LUX-Lung 6: Patient-reported outcomes (PROs) from a randomized open-label, phase III study in first-line advanced NSCLC patients (pts) harboring epidermal growth factor receptor (EGFR) mutations.

Abstract

8061 Background: Afatinib (A) is an oral, irreversible, ErbB Family Blocker, blocking signaling from EGFR (ErbB1), human epidermal growth factor receptor 2 (HER2; ErbB2) and ErbB4. In LUX-Lung 6, A was significantly better than gemcitabine/cisplatin (GC) in terms of progression free survival (PFS) and tumor response, with a more favorable safety profile. Here, we report the PRO results. Methods: 364 pts were randomized (2:1) to receive A or GC. PROs were measured using EORTC questionnaires QLQ-C30/LC13 at baseline and q3w until progression. Changes of ≥10 points (scale 0–100) were considered clinically significant. Analyses of cough, dyspnea and pain were prespecified. Time to deterioration (1st 10-point worsening from baseline) was analyzed using a stratified log-rank test. Percentage improved/worsened by ≥10 points or stable was determined. Mean scores over time were estimated using longitudinal (mixed-effects growth curve) models. Results: Compliance on treatment with questionnaires was >90%. Baseline symptom burden was low (cough: 35; dyspnea: 25; pain: 24). Compared with GC, therapy with A significantly delayed time to deterioration for cough (HR=0.45; p=0.0001), dyspnea (HR=0.54; p<0.0001) and pain (HR=0.70; p=0.03). A higher proportion of A-treated pts had ≥10-point improvements in cough (76% vs 55%; p=0.0003), dyspnea (71% vs 48%; p<0.0001) and pain (64% vs 47%; p=0.003) compared with GC, particularly among pts with baseline symptoms.
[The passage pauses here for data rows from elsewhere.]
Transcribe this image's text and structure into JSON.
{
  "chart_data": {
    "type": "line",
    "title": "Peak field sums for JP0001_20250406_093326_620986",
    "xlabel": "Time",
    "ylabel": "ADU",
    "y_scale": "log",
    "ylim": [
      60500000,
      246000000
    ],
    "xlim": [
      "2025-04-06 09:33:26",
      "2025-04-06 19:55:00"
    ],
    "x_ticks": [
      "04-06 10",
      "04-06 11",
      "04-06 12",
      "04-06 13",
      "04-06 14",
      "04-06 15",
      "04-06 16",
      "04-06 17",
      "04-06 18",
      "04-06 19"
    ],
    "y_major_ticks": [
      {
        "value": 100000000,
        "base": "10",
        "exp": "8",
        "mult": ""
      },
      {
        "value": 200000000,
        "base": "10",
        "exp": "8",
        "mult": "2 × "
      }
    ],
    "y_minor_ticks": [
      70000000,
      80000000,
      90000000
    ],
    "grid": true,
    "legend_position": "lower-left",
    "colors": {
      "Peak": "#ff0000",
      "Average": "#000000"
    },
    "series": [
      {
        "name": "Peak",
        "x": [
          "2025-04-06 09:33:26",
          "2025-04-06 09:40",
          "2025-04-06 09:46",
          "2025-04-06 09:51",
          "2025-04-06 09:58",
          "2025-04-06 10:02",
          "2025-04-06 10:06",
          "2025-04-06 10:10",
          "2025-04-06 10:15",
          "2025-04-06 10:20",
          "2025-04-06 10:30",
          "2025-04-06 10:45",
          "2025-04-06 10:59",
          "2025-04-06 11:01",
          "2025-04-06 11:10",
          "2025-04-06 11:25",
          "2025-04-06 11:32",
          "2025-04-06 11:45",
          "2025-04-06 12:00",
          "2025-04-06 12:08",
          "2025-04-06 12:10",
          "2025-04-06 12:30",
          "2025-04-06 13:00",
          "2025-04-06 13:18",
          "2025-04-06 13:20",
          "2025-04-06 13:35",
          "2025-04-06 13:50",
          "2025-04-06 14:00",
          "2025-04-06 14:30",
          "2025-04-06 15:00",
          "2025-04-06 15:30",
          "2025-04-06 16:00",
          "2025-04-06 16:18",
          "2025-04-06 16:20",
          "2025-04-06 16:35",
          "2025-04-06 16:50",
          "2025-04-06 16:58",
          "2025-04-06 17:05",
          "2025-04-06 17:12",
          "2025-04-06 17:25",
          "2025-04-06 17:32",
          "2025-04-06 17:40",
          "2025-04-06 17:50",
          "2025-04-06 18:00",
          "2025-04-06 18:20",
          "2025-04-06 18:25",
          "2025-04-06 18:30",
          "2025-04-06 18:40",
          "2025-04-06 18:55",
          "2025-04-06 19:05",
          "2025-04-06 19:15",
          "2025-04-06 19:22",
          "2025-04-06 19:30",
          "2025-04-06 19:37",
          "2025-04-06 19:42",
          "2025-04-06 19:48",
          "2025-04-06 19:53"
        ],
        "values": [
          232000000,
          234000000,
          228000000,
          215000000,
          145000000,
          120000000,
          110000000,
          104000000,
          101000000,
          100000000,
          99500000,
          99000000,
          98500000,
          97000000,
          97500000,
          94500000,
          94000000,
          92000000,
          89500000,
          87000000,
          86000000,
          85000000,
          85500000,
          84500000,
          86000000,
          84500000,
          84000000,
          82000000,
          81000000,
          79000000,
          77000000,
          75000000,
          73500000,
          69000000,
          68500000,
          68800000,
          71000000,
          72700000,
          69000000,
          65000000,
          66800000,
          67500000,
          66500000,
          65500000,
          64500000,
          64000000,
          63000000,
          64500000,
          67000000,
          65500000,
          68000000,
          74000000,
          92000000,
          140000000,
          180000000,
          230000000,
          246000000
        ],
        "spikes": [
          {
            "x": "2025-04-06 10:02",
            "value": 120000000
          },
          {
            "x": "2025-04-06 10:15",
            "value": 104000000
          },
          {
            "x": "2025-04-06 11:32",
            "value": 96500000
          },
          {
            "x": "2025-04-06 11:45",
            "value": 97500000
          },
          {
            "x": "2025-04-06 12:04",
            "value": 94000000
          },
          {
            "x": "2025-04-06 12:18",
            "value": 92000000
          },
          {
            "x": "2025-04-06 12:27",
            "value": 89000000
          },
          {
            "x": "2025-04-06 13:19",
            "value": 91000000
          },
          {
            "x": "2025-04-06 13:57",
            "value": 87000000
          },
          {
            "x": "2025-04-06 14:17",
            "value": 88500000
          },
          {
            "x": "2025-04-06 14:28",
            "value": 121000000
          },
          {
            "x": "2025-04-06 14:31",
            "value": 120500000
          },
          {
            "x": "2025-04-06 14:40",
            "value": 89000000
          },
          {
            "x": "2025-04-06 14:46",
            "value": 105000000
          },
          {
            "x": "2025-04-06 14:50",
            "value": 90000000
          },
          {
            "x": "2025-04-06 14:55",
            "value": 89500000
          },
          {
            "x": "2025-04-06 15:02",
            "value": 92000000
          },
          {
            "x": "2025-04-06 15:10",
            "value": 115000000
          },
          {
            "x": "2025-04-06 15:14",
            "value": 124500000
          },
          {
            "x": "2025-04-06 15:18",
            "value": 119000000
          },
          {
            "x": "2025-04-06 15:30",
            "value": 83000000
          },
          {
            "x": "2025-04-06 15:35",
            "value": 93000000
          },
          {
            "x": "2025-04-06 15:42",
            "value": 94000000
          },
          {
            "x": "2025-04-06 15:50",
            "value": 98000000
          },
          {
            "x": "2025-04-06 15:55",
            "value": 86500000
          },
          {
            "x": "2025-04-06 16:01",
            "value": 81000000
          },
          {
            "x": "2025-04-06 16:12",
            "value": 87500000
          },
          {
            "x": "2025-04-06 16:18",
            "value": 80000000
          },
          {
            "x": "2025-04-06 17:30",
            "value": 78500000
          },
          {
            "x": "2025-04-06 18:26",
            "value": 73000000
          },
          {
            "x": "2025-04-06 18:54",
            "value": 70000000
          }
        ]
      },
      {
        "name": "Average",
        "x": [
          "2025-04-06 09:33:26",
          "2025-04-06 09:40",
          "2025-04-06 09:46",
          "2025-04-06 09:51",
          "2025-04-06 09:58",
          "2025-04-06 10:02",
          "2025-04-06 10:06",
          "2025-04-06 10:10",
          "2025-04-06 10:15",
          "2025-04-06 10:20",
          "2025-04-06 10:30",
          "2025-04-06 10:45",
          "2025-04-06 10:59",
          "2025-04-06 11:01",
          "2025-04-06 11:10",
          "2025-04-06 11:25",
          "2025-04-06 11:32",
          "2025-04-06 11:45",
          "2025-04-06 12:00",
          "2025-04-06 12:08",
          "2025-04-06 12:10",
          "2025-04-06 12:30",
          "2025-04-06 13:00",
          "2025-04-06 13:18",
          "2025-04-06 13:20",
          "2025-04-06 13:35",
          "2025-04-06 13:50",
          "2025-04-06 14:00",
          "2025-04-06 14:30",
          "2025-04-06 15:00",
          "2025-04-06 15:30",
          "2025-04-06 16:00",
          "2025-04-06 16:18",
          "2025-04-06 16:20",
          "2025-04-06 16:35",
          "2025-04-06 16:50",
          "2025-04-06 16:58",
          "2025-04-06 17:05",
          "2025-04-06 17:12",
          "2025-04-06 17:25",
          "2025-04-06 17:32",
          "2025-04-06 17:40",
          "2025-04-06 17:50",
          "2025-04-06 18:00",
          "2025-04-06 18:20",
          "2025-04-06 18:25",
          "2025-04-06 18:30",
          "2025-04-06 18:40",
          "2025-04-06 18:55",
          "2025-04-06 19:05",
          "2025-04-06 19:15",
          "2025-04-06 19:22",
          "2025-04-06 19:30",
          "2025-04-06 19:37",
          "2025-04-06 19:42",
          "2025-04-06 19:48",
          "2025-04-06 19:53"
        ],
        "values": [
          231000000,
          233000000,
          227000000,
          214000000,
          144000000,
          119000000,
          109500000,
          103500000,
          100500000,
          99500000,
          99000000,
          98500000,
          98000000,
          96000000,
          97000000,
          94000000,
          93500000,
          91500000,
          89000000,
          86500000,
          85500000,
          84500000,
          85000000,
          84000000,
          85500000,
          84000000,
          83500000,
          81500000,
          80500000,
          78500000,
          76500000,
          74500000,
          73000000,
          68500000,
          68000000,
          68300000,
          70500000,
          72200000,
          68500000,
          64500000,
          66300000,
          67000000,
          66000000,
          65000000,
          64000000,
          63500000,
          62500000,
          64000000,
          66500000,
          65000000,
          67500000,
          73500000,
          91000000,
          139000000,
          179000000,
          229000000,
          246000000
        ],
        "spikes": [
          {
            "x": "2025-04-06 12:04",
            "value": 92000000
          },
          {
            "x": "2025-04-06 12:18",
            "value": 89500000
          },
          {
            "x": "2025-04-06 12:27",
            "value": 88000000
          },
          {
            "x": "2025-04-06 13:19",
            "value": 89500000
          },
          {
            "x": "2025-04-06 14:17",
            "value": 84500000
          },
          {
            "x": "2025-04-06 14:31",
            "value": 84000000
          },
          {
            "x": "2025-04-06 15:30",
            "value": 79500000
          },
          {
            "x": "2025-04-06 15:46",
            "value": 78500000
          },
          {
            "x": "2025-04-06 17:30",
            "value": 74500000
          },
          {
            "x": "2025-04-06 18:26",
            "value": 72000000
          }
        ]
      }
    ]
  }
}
Mean scores over time for cough, dyspnea and pain also significantly favored A. Consistent with their safety profiles, a significantly higher proportion of A-treated pts had worsening of diarrhea, sore mouth and dysphagia, while fatigue, nausea, and vomiting were significantly worse with GC. Overall, therapy with A significantly improved global health-related quality of life (HRQoL; p<0.0001), physical (p<0.0001), role (p=0.01) and social (p<0.001) functioning compared with GC. Conclusions: In LUX-Lung 6, prolongation of PFS with A was associated with significantly better HRQoL and significantly longer control of lung cancer-related symptoms compared with GC. Clinical trial information: NCT01121393.